Ashraf, N, O Bandiera, and B K Jack (2014), “No margin, no mission? A field experiment on incentives for public service delivery”, Journal of Public Economics 120: 1–17.

Björkman, M and J Svensson (2009), “Power to the People: Evidence from a Randomized Field Experiment on Community-Based Monitoring in Uganda”, Quarterly Journal of Economics 124(2): 735–769.

Christensen, D, O Dube, J Haushofer, B Siddiqi and M Voors (2021), "Building resilient health systems: Experimental evidence from Sierra Leone and the 2014 Ebola outbreak.", Quarterly Journal of Economics 136(2): 1145-1198.
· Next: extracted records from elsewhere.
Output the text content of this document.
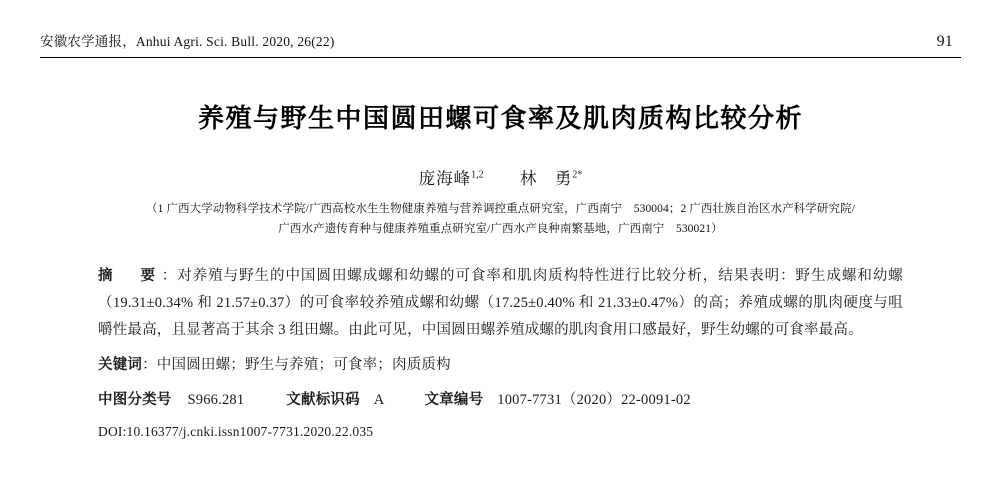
安徽农学通报，Anhui Agri. Sci. Bull. 2020, 26(22)	91
养殖与野生中国圆田螺可食率及肌肉质构比较分析
庞海峰$^{1,2}$ 林　勇$^{2*}$
（1 广西大学动物科学技术学院/广西高校水生生物健康养殖与营养调控重点研究室，广西南宁　530004；2 广西壮族自治区水产科学研究院/
广西水产遗传育种与健康养殖重点研究室/广西水产良种南繁基地，广西南宁　530021）
摘　要：对养殖与野生的中国圆田螺成螺和幼螺的可食率和肌肉质构特性进行比较分析，结果表明：野生成螺和幼螺（19.31±0.34% 和 21.57±0.37）的可食率较养殖成螺和幼螺（17.25±0.40% 和 21.33±0.47%）的高；养殖成螺的肌肉硬度与咀嚼性最高，且显著高于其余 3 组田螺。由此可见，中国圆田螺养殖成螺的肌肉食用口感最好，野生幼螺的可食率最高。
关键词：中国圆田螺；野生与养殖；可食率；肉质质构
中图分类号 S966.281	文献标识码 A	文章编号 1007-7731（2020）22-0091-02
DOI:10.16377/j.cnki.issn1007-7731.2020.22.035
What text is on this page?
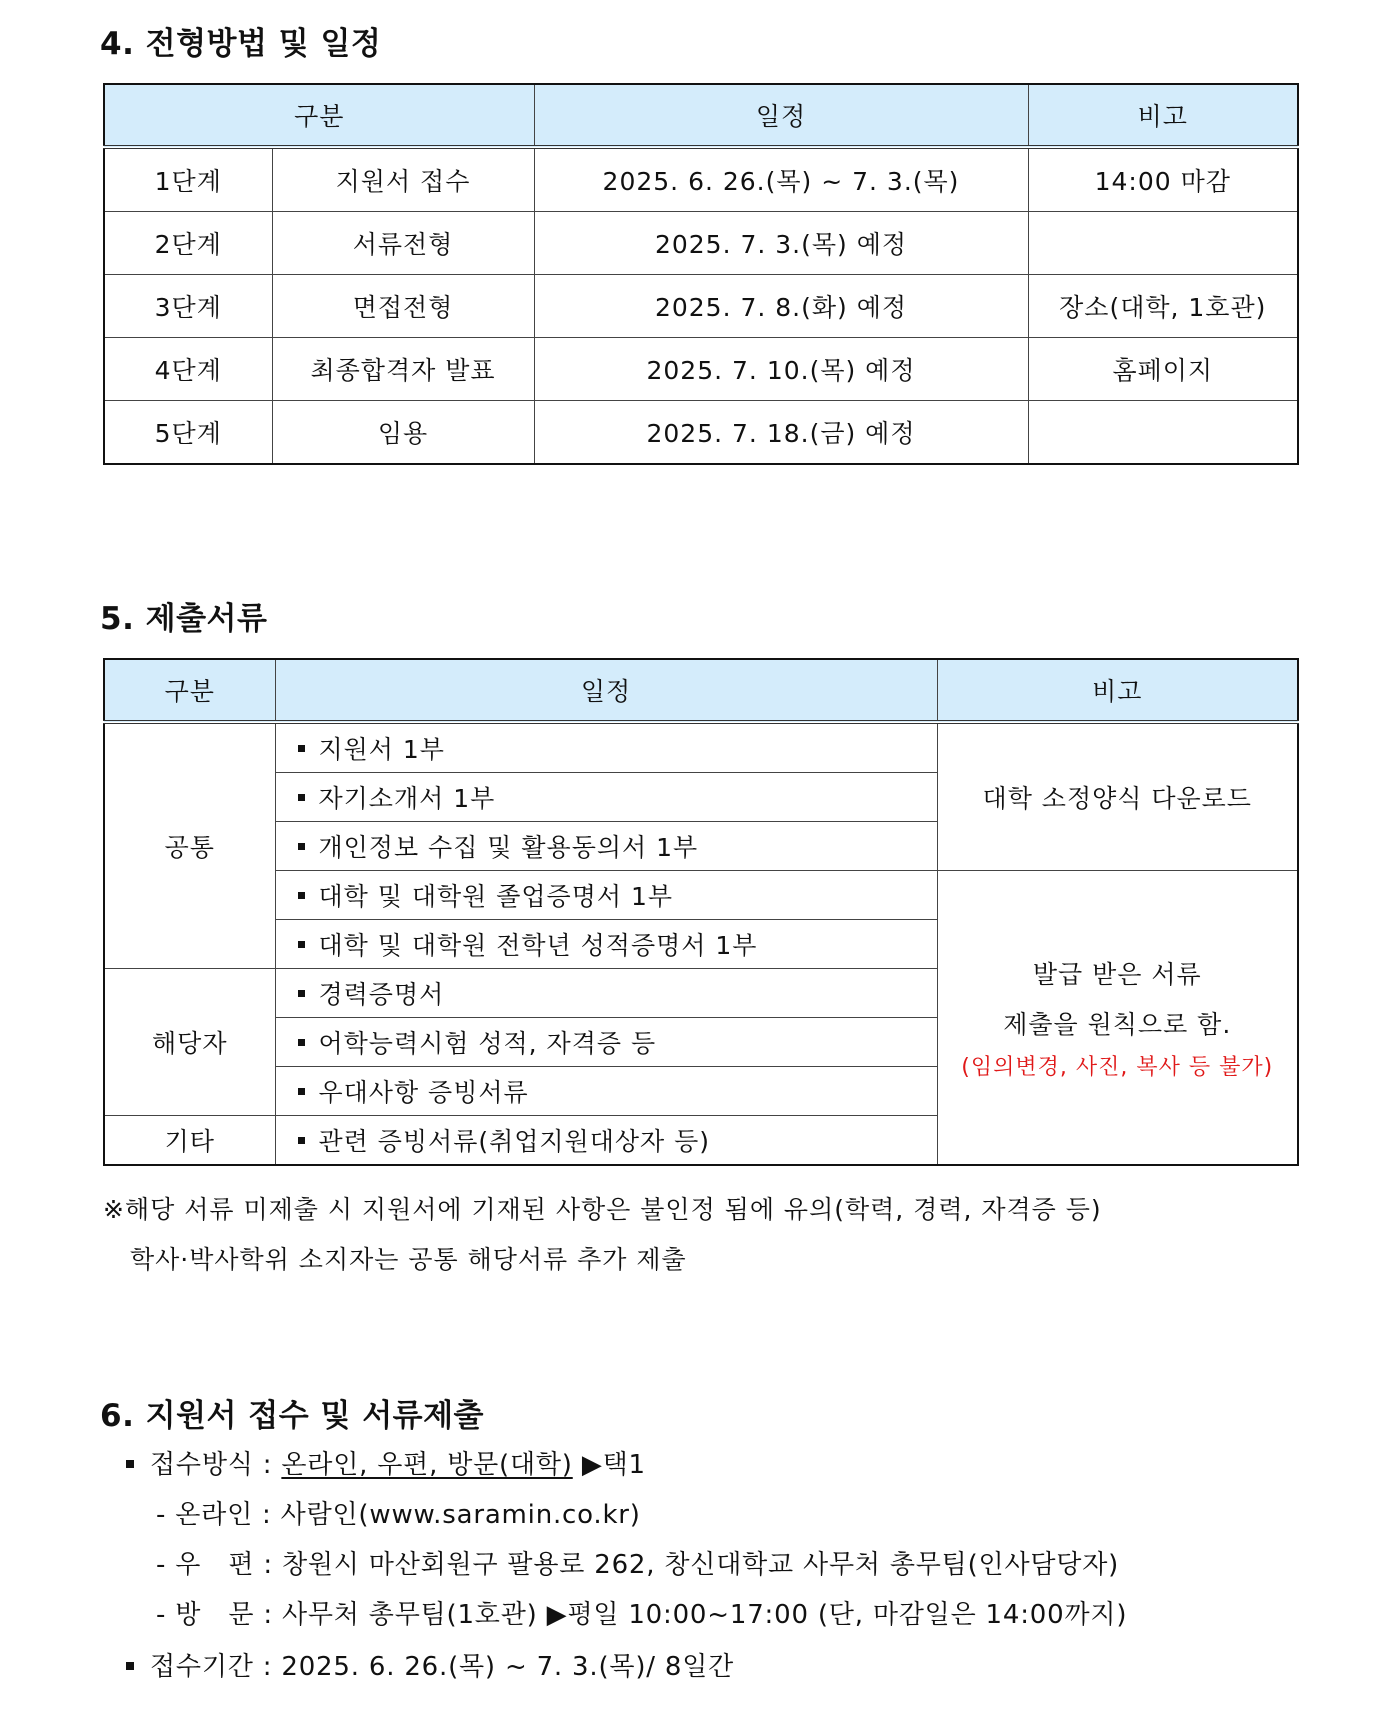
4. 전형방법 및 일정
구분		일정	비고
1단계	지원서 접수	2025. 6. 26.(목) ~ 7. 3.(목)	14:00 마감
2단계	서류전형	2025. 7. 3.(목) 예정	
3단계	면접전형	2025. 7. 8.(화) 예정	장소(대학, 1호관)
4단계	최종합격자 발표	2025. 7. 10.(목) 예정	홈페이지
5단계	임용	2025. 7. 18.(금) 예정	
5. 제출서류
구분	일정	비고
공통	지원서 1부	대학 소정양식 다운로드
	자기소개서 1부	
	개인정보 수집 및 활용동의서 1부	
	대학 및 대학원 졸업증명서 1부	발급 받은 서류
제출을 원칙으로 함.
(임의변경, 사진, 복사 등 불가)

	대학 및 대학원 전학년 성적증명서 1부	
해당자	경력증명서	
	어학능력시험 성적, 자격증 등	
	우대사항 증빙서류	
기타	관련 증빙서류(취업지원대상자 등)	
※해당 서류 미제출 시 지원서에 기재된 사항은 불인정 됨에 유의(학력, 경력, 자격증 등)
학사·박사학위 소지자는 공통 해당서류 추가 제출
6. 지원서 접수 및 서류제출
접수방식 : 온라인, 우편, 방문(대학) ▶택1
- 온라인 : 사람인(www.saramin.co.kr)
- 우   편 : 창원시 마산회원구 팔용로 262, 창신대학교 사무처 총무팀(인사담당자)
- 방   문 : 사무처 총무팀(1호관) ▶평일 10:00~17:00 (단, 마감일은 14:00까지)
접수기간 : 2025. 6. 26.(목) ~ 7. 3.(목)/ 8일간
Das, J, A Holla, A Mohpal and K Muralidharan (2016), “Quality and accountability in health care delivery: Audit-study evidence from primary care in India”, American Economic Review 106(12): 3765–99.

Dupas, P (2011), “Health behavior in developing countries”, Annual Review of Economics 3(1): 425–449.

Kruk, M E, A D Gage, C Arsenault, K Jordan, H H Leslie, S Roder-DeWan, O Adeyi, P Barker, B Daelmans, S V Doubova and M English (2018), “High-quality health systems in the sustainable development goals era: Time for a revolution”, The Lancet Global Health 6(11): e1196–e1252.

Pronyk, P, B Rogers, S Lee, A Bhatnagar, Y Wolman, R Monasch, D Hipgrave, P Salama, A Kucharski, M Chopra, and UNICEF Sierra Leone Ebola Response Team (2016), “The Effect of Community-Based Prevention and Care on Ebola Transmission in Sierra Leone”, American Journal of Public Health 106(4): 727–732.

Raffler, P, D N Posner and D Parkerson (2022), “Can Citizen Pressure be Induced to Improve Public Service Provision?”, Working Paper.